By John Gruber
Upgraded — Get a new MacBook every two years. From $36.06/month with AppleCare+ included.
Bohemian Coding:
We don’t expect this decision to be unanimously popular, but we want to share how we arrived at it. We take your satisfaction and support seriously, and hope you can understand the choice we have made.
There are a number of reasons for Sketch leaving the Mac App Store — many of which in isolation wouldn’t cause us huge concern. However as with all gripes, when compounded they make it hard to justify staying: App Review continues to take at least a week, there are technical limitations imposed by the Mac App Store guidelines (sandboxing and so on) that limit some of the features we want to bring to Sketch, and upgrade pricing remains unavailable.

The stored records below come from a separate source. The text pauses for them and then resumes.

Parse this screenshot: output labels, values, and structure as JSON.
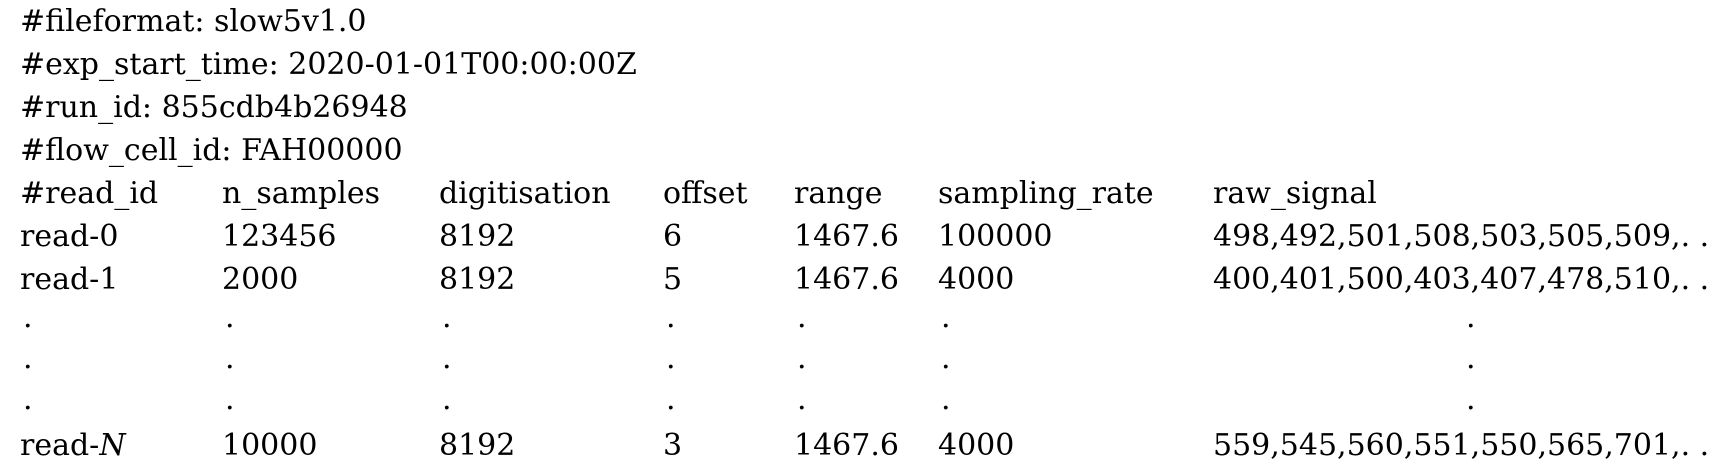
{
  "header": [
    "#fileformat: slow5v1.0",
    "#exp_start_time: 2020-01-01T00:00:00Z",
    "#run_id: 855cdb4b26948",
    "#flow_cell_id: FAH00000"
  ],
  "table": {
    "columns": [
      "#read_id",
      "n_samples",
      "digitisation",
      "offset",
      "range",
      "sampling_rate",
      "raw_signal"
    ],
    "rows": [
      [
        "read-0",
        "123456",
        "8192",
        "6",
        "1467.6",
        "100000",
        "498,492,501,508,503,505,509,. . ."
      ],
      [
        "read-1",
        "2000",
        "8192",
        "5",
        "1467.6",
        "4000",
        "400,401,500,403,407,478,510,. . ."
      ]
    ],
    "ellipsis_mark": ".",
    "last_row": {
      "read_id_prefix": "read-",
      "read_id_var": "N",
      "cells": [
        "10000",
        "8192",
        "3",
        "1467.6",
        "4000",
        "559,545,560,551,550,565,701,. . ."
      ]
    }
  }
}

We should also add that this move is not a knee-jerk reaction to the recent certificate expiration problems that affected so many Mac App Store customers. However, in light of what happened, we can’t help but feel vindicated in our decision that the Mac App Store is not in our customers’ best interests right now.
Deeply troubling indictment of the Mac App Store. Sketch isn’t the first big name professional app to be pulled from the Mac App Store (Bare Bones Software’s BBEdit, Panic’s Coda, Quicken, just to name a few). But Sketch is the poster child for Mac App Store era professional Mac software. It’s the sort of app Apple might demo in a keynote — and the winner of an Apple Design Award. Apple thinks so highly of it that they provide Sketch templates for Apple Watch UI designers. It’s incredibly popular (and was among the top-grossers on the Mac App Store), Mac-only, and they want no part of the Mac App Store.

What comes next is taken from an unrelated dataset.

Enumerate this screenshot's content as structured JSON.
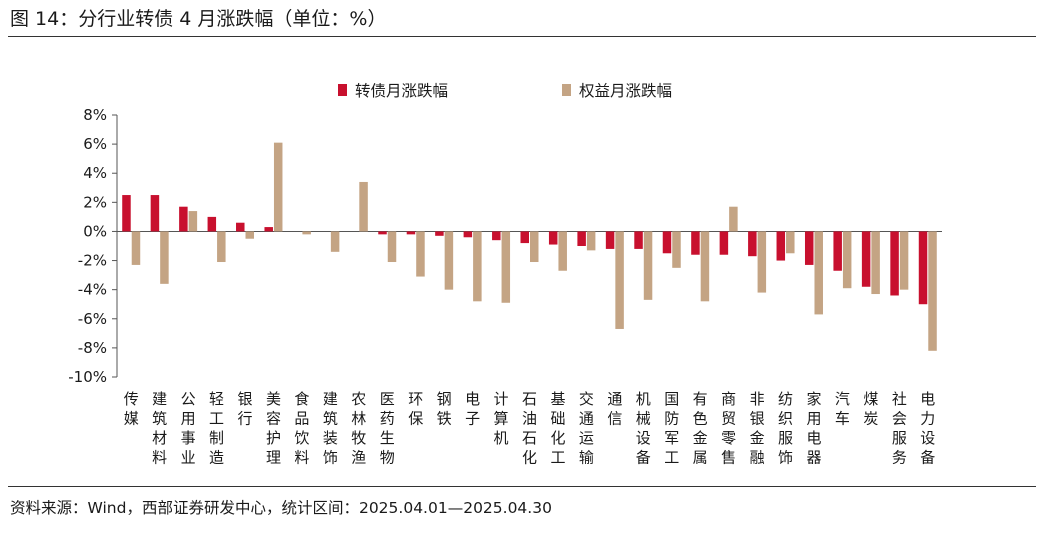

The Mac App Store should be designed to make developers like Bohemian Coding (and Bare Bones, and Panic, etc.) happy. It should make developing for the Mac better, not worse than selling outside the App Store. These are among the best apps on the platform, from developers who have been loyal to Apple and the Mac for decades.
The Mac App Store is rotting, at least for productivity software. There’s no other way to put it. If this hasn’t set off alarm bells within Apple, something is very wrong.